Unverständlich ist für uns, dass der kritischen Beobachtung des ehemaligen WADA-Präsidenten und IOC-Mitglieds Richard Pound keine Beachtung innerhalb des Sports geschenkt wird. Pound kennt das internationale Anti-Doping Management grundlegend und kann einen essentiellen Beitrag für die Weiterentwicklung des Anti-Doping-Managements leisten. Wir unterstützen die Haltung des IOC.Mitgliedes und Athletenvertreters Adam Pengilly. Adam beweist äußerst großen Mut, neben Richard Pound in der IOC-Vollversammlung seine kritische Meinung im Umgang mit dem Dopingskandal zu äußern. Er ist als Athlet ein Kämpfer für den Geist des Sportes und scheut keine Widerstände.
Halo Seppelt für Ethikpreis vorgeschlagen 
Die AthletInnen-Vertreter haben den Journalisten Hajo Seppelt für den Ethik- Preis des Deutschen Olympischen Sportbundes vorgeschlagen.

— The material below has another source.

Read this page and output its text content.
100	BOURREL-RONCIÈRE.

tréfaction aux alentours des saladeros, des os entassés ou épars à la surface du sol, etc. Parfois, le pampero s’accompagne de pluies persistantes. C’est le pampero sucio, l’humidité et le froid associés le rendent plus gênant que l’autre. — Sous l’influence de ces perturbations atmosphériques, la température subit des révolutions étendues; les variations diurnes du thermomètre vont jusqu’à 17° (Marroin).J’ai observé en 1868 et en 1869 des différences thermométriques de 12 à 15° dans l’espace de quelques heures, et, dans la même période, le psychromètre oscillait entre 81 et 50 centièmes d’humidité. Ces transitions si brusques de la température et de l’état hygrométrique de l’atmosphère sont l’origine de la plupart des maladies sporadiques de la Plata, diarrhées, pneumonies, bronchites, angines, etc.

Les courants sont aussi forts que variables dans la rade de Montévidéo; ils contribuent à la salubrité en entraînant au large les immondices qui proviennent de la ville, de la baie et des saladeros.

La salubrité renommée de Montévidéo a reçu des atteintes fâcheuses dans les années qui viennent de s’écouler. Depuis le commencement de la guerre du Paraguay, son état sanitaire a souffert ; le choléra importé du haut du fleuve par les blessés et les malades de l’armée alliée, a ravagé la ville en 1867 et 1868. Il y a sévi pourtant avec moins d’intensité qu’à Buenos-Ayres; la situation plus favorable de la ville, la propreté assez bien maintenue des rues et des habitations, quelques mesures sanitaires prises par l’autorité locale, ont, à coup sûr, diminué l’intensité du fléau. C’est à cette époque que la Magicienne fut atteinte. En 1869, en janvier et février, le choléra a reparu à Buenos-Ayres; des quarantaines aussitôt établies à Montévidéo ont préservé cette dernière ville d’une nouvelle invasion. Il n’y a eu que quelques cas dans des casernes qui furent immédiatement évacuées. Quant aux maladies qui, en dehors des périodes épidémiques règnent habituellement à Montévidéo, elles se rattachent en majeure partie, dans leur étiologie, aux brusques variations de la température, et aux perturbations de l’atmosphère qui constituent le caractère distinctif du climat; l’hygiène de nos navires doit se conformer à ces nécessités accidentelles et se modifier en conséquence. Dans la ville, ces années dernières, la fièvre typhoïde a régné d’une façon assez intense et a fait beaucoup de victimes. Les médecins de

Sie begründen ihren Vorschlag damit, dass Seppelt durch seine unermüdliche Recherche und unter Einsatz seiner persönlichen Möglichkeiten und  Kräfte die Anti-Doping-Arbeit maßgeblich in Bewegung gebracht habe. Außerdem habe er sich für den Schutz der Whistleblower eingesetzt, die durch die Veröffentlichung der Machenschaften ihr Leben aufs Spiel setzten.